Figure 2. Variance analysis of calcium signals reveals NMDAR detection of extracellular glutamate at MSN spines.

(A) top, 2PLSM image of MSN filled with Alexa 594 and Fluo-5F. Scale bar: 20 μm. middle, MSN dendritic spine and shaft showing line scan position (dashed line) Scale bar: 2 μm. bottom, line scan showing fluorescence in the green channel increasing sharply during depolarization in the spine but not the dendrite. Timing of depolarization and shutter opening indicated above.

(B) Fluo-5F fluorescence (upper traces, average in black) and variance (lower traces) from 320 trials from the dendrite shaft and spine shown in (A). Symbols indicate the times used to calculate baseline (open) and step (closed) fluorescence and variance. Predicted variance (dashed line) reflects the sum of dark noise and the shot noise of the mean fluorescence signal. Timing of depolarization and shutter opening indicated as in (A).

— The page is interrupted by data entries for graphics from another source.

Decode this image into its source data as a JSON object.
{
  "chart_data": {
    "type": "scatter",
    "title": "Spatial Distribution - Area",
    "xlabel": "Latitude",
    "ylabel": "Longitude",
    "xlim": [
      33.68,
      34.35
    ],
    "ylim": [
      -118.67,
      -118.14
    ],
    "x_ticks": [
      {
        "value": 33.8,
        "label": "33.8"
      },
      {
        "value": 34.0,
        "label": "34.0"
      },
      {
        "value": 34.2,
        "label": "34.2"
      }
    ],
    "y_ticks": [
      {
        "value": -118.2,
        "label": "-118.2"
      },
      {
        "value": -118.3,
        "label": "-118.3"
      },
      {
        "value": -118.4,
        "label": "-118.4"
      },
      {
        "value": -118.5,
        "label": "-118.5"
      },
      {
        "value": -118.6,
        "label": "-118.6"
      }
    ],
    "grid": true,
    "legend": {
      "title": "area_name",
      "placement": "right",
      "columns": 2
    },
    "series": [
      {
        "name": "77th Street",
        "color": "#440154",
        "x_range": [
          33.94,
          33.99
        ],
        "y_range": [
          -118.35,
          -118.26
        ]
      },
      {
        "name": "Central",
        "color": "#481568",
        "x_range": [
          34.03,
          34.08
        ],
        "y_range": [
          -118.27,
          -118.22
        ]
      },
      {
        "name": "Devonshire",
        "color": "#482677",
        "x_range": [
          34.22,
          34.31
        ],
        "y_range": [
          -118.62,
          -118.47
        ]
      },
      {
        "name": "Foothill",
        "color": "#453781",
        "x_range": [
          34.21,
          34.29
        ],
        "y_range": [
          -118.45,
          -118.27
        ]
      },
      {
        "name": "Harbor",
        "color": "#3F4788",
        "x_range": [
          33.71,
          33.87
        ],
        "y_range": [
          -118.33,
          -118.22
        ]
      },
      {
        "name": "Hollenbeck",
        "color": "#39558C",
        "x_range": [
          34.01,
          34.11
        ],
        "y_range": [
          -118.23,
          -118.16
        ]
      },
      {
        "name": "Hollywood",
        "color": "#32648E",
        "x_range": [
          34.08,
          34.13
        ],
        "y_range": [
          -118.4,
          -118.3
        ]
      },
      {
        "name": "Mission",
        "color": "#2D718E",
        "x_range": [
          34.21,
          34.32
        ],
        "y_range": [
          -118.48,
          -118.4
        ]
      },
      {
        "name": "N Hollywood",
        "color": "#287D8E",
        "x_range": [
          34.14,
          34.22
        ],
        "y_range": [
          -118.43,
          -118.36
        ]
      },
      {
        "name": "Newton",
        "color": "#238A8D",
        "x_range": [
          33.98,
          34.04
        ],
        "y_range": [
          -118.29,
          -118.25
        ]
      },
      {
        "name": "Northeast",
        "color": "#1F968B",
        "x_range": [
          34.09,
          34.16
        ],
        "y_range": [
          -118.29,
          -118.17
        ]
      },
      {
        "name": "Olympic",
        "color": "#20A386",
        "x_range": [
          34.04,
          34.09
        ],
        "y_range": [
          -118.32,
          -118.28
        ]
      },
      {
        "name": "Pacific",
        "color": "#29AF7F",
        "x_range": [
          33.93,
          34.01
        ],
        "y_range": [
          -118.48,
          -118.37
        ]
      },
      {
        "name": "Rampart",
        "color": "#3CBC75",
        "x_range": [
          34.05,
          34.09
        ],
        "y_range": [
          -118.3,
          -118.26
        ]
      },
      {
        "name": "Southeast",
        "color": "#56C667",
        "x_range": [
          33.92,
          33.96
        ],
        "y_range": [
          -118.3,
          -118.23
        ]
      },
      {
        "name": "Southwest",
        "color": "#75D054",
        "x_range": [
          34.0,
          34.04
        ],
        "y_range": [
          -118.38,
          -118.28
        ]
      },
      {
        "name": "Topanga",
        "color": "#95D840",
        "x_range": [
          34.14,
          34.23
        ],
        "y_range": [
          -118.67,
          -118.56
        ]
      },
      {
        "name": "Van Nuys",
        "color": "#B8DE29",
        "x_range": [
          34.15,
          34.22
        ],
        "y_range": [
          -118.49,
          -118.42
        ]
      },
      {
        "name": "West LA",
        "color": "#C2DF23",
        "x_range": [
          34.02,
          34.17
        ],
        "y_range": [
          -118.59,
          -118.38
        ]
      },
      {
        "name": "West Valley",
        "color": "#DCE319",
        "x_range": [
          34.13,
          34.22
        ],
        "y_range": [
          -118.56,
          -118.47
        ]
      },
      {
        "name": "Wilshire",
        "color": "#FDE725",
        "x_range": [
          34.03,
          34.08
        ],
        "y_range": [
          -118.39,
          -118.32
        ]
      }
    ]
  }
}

(C) Baseline (open symbols) and step (closed symbols) variance versus mean fluorescence for the spine (triangles) and dendrite shaft (circles) shown in (A). Measurements of pipette fluorescence (squares) reflect shot noise; the slope of the line fit (green) was used to calculate predicted variance. Variance due to dark noise indicated by dashed line.

(D) Summary graphs show measured variance normalized to predicted variance in spines and dendrite shafts. D-AP5 reduced step variance in spines but not dendrite shafts, and did not affect baseline variance. Data are represented as mean ± SEM; individual pairs in grey.

(E) Removal of three of 320 trials shown in (B) greatly reduced step variance for the spine. The variance of the remaining trials is predicted by shot noise, as shown also in (C) with closed diamond.